Dr. Medlej said both respiratory illnesses get transferred through droplets and touch, and in a typical year, their season starts in November and ends in April. But this year, he’s seeing a surge in pediatric cases months ahead of what they’re used to.
“We went from 24 in January to 86 in June to 135 in July,” Dr. Medlej said.
He credits social distancing and other COVID restrictions for keeping RSV and Rhinovirus cases low, but said he noticed after restrictions loosened, cases started ramping back up sending toddlers and infants to his floor the most.
“It plugs up their noses, it plugs up their small airways.
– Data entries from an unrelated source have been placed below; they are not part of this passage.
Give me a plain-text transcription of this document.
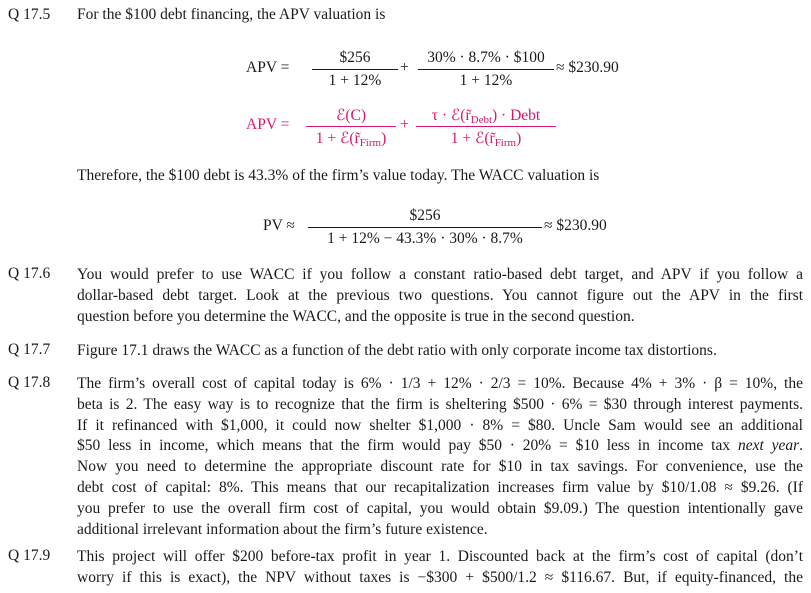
Q 17.5 For the $100 debt financing, the APV valuation is
APV =
$256
1 + 12%
+
30% · 8.7% · $100
1 + 12%
≈ $230.90
APV =
ℰ(C)
$1 + ℰ(r̃_{Firm})$
+
$\tau \cdot ℰ(r̃_{Debt})$ · Debt
$1 + ℰ(r̃_{Firm})$
Therefore, the $100 debt is 43.3% of the firm’s value today. The WACC valuation is
PV ≈
$256
1 + 12% − 43.3% · 30% · 8.7%
≈ $230.90
Q 17.6 You would prefer to use WACC if you follow a constant ratio-based debt target, and APV if you follow a
dollar-based debt target. Look at the previous two questions. You cannot figure out the APV in the first
question before you determine the WACC, and the opposite is true in the second question.
Q 17.7 Figure 17.1 draws the WACC as a function of the debt ratio with only corporate income tax distortions.
Q 17.8 The firm’s overall cost of capital today is 6% · 1/3 + 12% · 2/3 = 10%. Because 4% + 3% · β = 10%, the
beta is 2. The easy way is to recognize that the firm is sheltering $500 · 6% = $30 through interest payments.
If it refinanced with $1,000, it could now shelter $1,000 · 8% = $80. Uncle Sam would see an additional
$50 less in income, which means that the firm would pay $50 · 20% = $10 less in income tax next year.
Now you need to determine the appropriate discount rate for $10 in tax savings. For convenience, use the
debt cost of capital: 8%. This means that our recapitalization increases firm value by $10/1.08 ≈ $9.26. (If
you prefer to use the overall firm cost of capital, you would obtain $9.09.) The question intentionally gave
additional irrelevant information about the firm’s future existence.
Q 17.9 This project will offer $200 before-tax profit in year 1. Discounted back at the firm’s cost of capital (don’t
worry if this is exact), the NPV without taxes is −$300 + $500/1.2 ≈ $116.67. But, if equity-financed, the
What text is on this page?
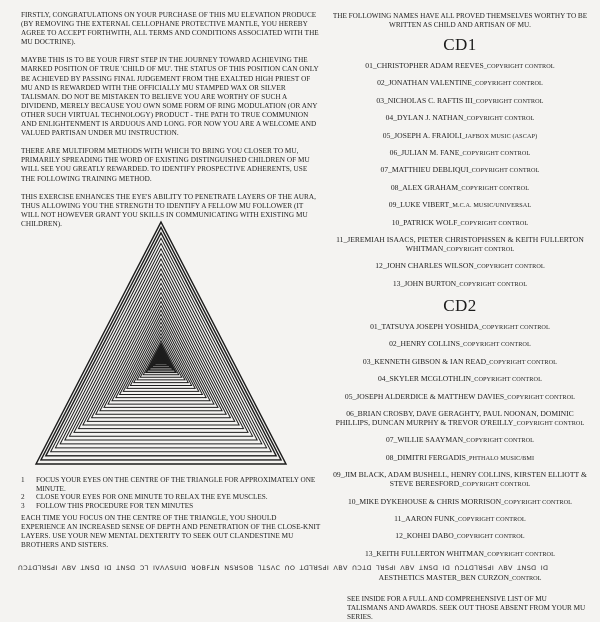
FIRSTLY, CONGRATULATIONS ON YOUR PURCHASE OF THIS MU ELEVATION PRODUCE (BY REMOVING THE EXTERNAL CELLOPHANE PROTECTIVE MANTLE, YOU HEREBY AGREE TO ACCEPT FORTHWITH, ALL TERMS AND CONDITIONS ASSOCIATED WITH THE MU DOCTRINE).

MAYBE THIS IS TO BE YOUR FIRST STEP IN THE JOURNEY TOWARD ACHIEVING THE MARKED POSITION OF TRUE 'CHILD OF MU'. THE STATUS OF THIS POSITION CAN ONLY BE ACHIEVED BY PASSING FINAL JUDGEMENT FROM THE EXALTED HIGH PRIEST OF MU AND IS REWARDED WITH THE OFFICIALLY MU STAMPED WAX OR SILVER TALISMAN. DO NOT BE MISTAKEN TO BELIEVE YOU ARE WORTHY OF SUCH A DIVIDEND, MERELY BECAUSE YOU OWN SOME FORM OF RING MODULATION (OR ANY OTHER SUCH VIRTUAL TECHNOLOGY) PRODUCT - THE PATH TO TRUE COMMUNION AND ENLIGHTENMENT IS ARDUOUS AND LONG. FOR NOW YOU ARE A WELCOME AND VALUED PARTISAN UNDER MU INSTRUCTION.

THERE ARE MULTIFORM METHODS WITH WHICH TO BRING YOU CLOSER TO MU, PRIMARILY SPREADING THE WORD OF EXISTING DISTINGUISHED CHILDREN OF MU WILL SEE YOU GREATLY REWARDED. TO IDENTIFY PROSPECTIVE ADHERENTS, USE THE FOLLOWING TRAINING METHOD.

THIS EXERCISE ENHANCES THE EYE'S ABILITY TO PENETRATE LAYERS OF THE AURA, THUS ALLOWING YOU THE STRENGTH TO IDENTIFY A FELLOW MU FOLLOWER (IT WILL NOT HOWEVER GRANT YOU SKILLS IN COMMUNICATING WITH EXISTING MU CHILDREN).

1	FOCUS YOUR EYES ON THE CENTRE OF THE TRIANGLE FOR APPROXIMATELY ONE MINUTE.
2	CLOSE YOUR EYES FOR ONE MINUTE TO RELAX THE EYE MUSCLES.
3	FOLLOW THIS PROCEDURE FOR TEN MINUTES

EACH TIME YOU FOCUS ON THE CENTRE OF THE TRIANGLE, YOU SHOULD EXPERIENCE AN INCREASED SENSE OF DEPTH AND PENETRATION OF THE CLOSE-KNIT LAYERS. USE YOUR NEW MENTAL DEXTERITY TO SEEK OUT CLANDESTINE MU BROTHERS AND SISTERS.

THE FOLLOWING NAMES HAVE ALL PROVED THEMSELVES WORTHY TO BE WRITTEN AS CHILD AND ARTISAN OF MU.

CD1

01_CHRISTOPHER ADAM REEVES_COPYRIGHT CONTROL

02_JONATHAN VALENTINE_COPYRIGHT CONTROL

03_NICHOLAS C. RAFTIS III_COPYRIGHT CONTROL

04_DYLAN J. NATHAN_COPYRIGHT CONTROL

05_JOSEPH A. FRAIOLI_JAFBOX MUSIC (ASCAP)

06_JULIAN M. FANE_COPYRIGHT CONTROL

07_MATTHIEU DEBLIQUI_COPYRIGHT CONTROL

08_ALEX GRAHAM_COPYRIGHT CONTROL

09_LUKE VIBERT_M.C.A. MUSIC/UNIVERSAL

10_PATRICK WOLF_COPYRIGHT CONTROL

11_JEREMIAH ISAACS, PIETER CHRISTOPHSSEN & KEITH FULLERTON WHITMAN_COPYRIGHT CONTROL

12_JOHN CHARLES WILSON_COPYRIGHT CONTROL

13_JOHN BURTON_COPYRIGHT CONTROL

CD2

01_TATSUYA JOSEPH YOSHIDA_COPYRIGHT CONTROL

02_HENRY COLLINS_COPYRIGHT CONTROL

03_KENNETH GIBSON & IAN READ_COPYRIGHT CONTROL

04_SKYLER MCGLOTHLIN_COPYRIGHT CONTROL

05_JOSEPH ALDERDICE & MATTHEW DAVIES_COPYRIGHT CONTROL

06_BRIAN CROSBY, DAVE GERAGHTY, PAUL NOONAN, DOMINIC PHILLIPS, DUNCAN MURPHY & TREVOR O'REILLY_COPYRIGHT CONTROL

07_WILLIE SAAYMAN_COPYRIGHT CONTROL

08_DIMITRI FERGADIS_PHTHALO MUSIC/BMI

09_JIM BLACK, ADAM BUSHELL, HENRY COLLINS, KIRSTEN ELLIOTT & STEVE BERESFORD_COPYRIGHT CONTROL

10_MIKE DYKEHOUSE & CHRIS MORRISON_COPYRIGHT CONTROL

11_AARON FUNK_COPYRIGHT CONTROL

12_KOHEI DABO_COPYRIGHT CONTROL

13_KEITH FULLERTON WHITMAN_COPYRIGHT CONTROL

AESTHETICS MASTER_BEN CURZON_CONTROL

SEE INSIDE FOR A FULL AND COMPREHENSIVE LIST OF MU TALISMANS AND AWARDS. SEEK OUT THOSE ABSENT FROM YOUR MU SERIES.

ꓵꓛꓕꓷꓶꓤꓢꓒꓲ ꓥꓐꓦ ꓕꓠꓢꓷ ꓲꓷ ꓕꓠꓢꓷ ꓛꓶ ꓲꓦꓥꓥꓢꓴꓲꓷ ꓤꓳꓐꓝꓕꓠ ꓠꓢꓤꓢꓳꓐ ꓶꓕꓢꓥꓚ ꓵꓳ ꓕꓷꓶꓤꓢꓒꓲ ꓥꓐꓦ ꓵꓛꓕꓷ ꓶꓤꓢꓒꓲ ꓥꓐꓦ ꓕꓠꓢꓷ ꓲꓷ ꓵꓛꓕꓷꓶꓤꓢꓒꓲ ꓥꓐꓦ ꓕꓠꓢꓷ ꓲꓷ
A lot of them end up on oxygen, a bunch of them need suctioning around the clock. Some of them end up in the PICU,” Dr. Medlej said.
He said so far, COVID treatment in that age group has not been nearly as extensive in comparison to RSV and Rhinovirus.
According to the American Academy of Pediatrics and The Children’s Hospital Association:
- 4,292,120 children across the U.S. have gotten sick with COVID; that’s roughly 14 percent of all cases.
- Out of those numbers, .1 percent – 1.9 percent of child cases resulted in hospitalization.
- 0 percent to 0.03 percent resulted in a child’s death.
- Health organizations that contributed to the studies, categorized a “child” as someone ranging from 0 to 20 years old.
Dr. Medlej said he’s not brushing off COVID but believes it’s important people know it’s not the only respiratory illness out there right now resulting in hospitalizations.
“We have to address the seasonal viruses. mostly RSV because that’s the one that in kids aged two years and below is the big troublemaker,” Dr. Medlej said.
He said there’s really no way to fully prevent RSV or Rhinovirus but the best way to protect those around you is to keep children and yourself home when showing any symptoms; specifically a runny nose and fever.